5. Investor Alignment Matters
FTN’s salvation wasn’t just money, but the right money. Early VC rejections turned out to be lucky breaks. Patient, emotionally engaged investors gave FTN “more grace than we deserved.” Luke contrasts this with overseas horror stories of growth-for-growth’s-sake — proof that aligned capital is oxygen for hardware startups.
6. Lessons for Other Founders
- Cash flow is king. Manage inventory and negotiate supplier terms relentlessly.
- Don’t stop the machine. Once production halts, restarting is costly and slow.
- Reality > optimism. Build a business model that works at today’s sales levels.
- Grow in increments. Move from prototype → beta → early adopters → scale.
- Choose aligned investors. Patience and values beat fast money every time.
Key Takeaways
- Validate hype vs. reality. 100 pre-orders ≠ ongoing demand.
- Hardware ≠ SaaS. Don’t apply software playbooks to physical products.
- Cash flow is oxygen. Four-month cycles can kill unprepared teams.
- Investor alignment saves lives. Patient, values-driven backers are more valuable than the biggest cheques.
- Keep the machine moving. Continuous production, however small, is critical.

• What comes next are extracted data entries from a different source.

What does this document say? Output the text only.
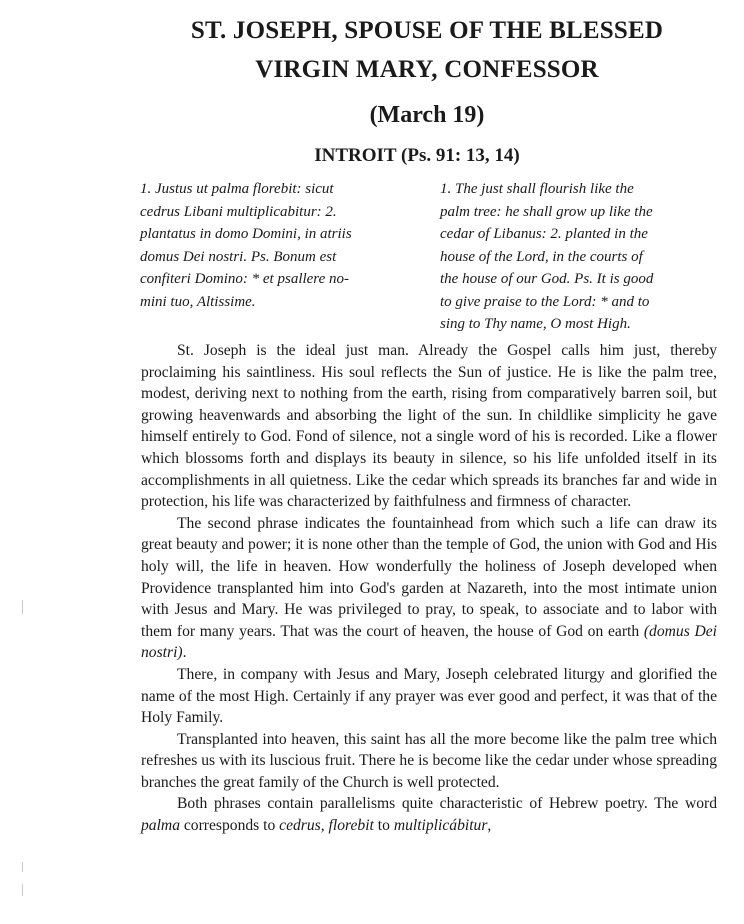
ST. JOSEPH, SPOUSE OF THE BLESSED
VIRGIN MARY, CONFESSOR
(March 19)
INTROIT (Ps. 91: 13, 14)
1. Justus ut palma florebit: sicut
cedrus Libani multiplicabitur: 2.
plantatus in domo Domini, in atriis
domus Dei nostri. Ps. Bonum est
confiteri Domino: * et psallere no-
mini tuo, Altissime.
1. The just shall flourish like the
palm tree: he shall grow up like the
cedar of Libanus: 2. planted in the
house of the Lord, in the courts of
the house of our God. Ps. It is good
to give praise to the Lord: * and to
sing to Thy name, O most High.

St. Joseph is the ideal just man. Already the Gospel calls him just, thereby proclaiming his saintliness. His soul reflects the Sun of justice. He is like the palm tree, modest, deriving next to nothing from the earth, rising from comparatively barren soil, but growing heavenwards and absorbing the light of the sun. In childlike simplicity he gave himself entirely to God. Fond of silence, not a single word of his is recorded. Like a flower which blossoms forth and displays its beauty in silence, so his life unfolded itself in its accomplishments in all quietness. Like the cedar which spreads its branches far and wide in protection, his life was characterized by faithfulness and firmness of character.

The second phrase indicates the fountainhead from which such a life can draw its great beauty and power; it is none other than the temple of God, the union with God and His holy will, the life in heaven. How wonderfully the holiness of Joseph developed when Providence transplanted him into God's garden at Nazareth, into the most intimate union with Jesus and Mary. He was privileged to pray, to speak, to associate and to labor with them for many years. That was the court of heaven, the house of God on earth (domus Dei nostri).

There, in company with Jesus and Mary, Joseph celebrated liturgy and glorified the name of the most High. Certainly if any prayer was ever good and perfect, it was that of the Holy Family.

Transplanted into heaven, this saint has all the more become like the palm tree which refreshes us with its luscious fruit. There he is become like the cedar under whose spreading branches the great family of the Church is well protected.

Both phrases contain parallelisms quite characteristic of Hebrew poetry. The word palma corresponds to cedrus, florebit to multiplicábitur,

- Reset expectations. Start with what today’s numbers allow — then grow.
About the Founder
Luke Sinclair is the co-founder and Co-CEO of FTN Motion, a New Zealand–based electric motorcycle company reimagining urban transport. Since 2017, Luke and Kendall have taken FTN from a duct-taped garage prototype to the Streetdog, a production motorcycle now sold in New Zealand and preparing for expansion into Australia and beyond.
About the Interviewer
Peter Torrington is the voice behind What Founders Want case studies and author of the WFW Expert Edition on consumer startups. With decades of brand experience at Colgate-Palmolive, Whittaker’s, and The Produce Company, he now runs Ask Pete Advisory, mentoring the next wave of New Zealand consumer brands.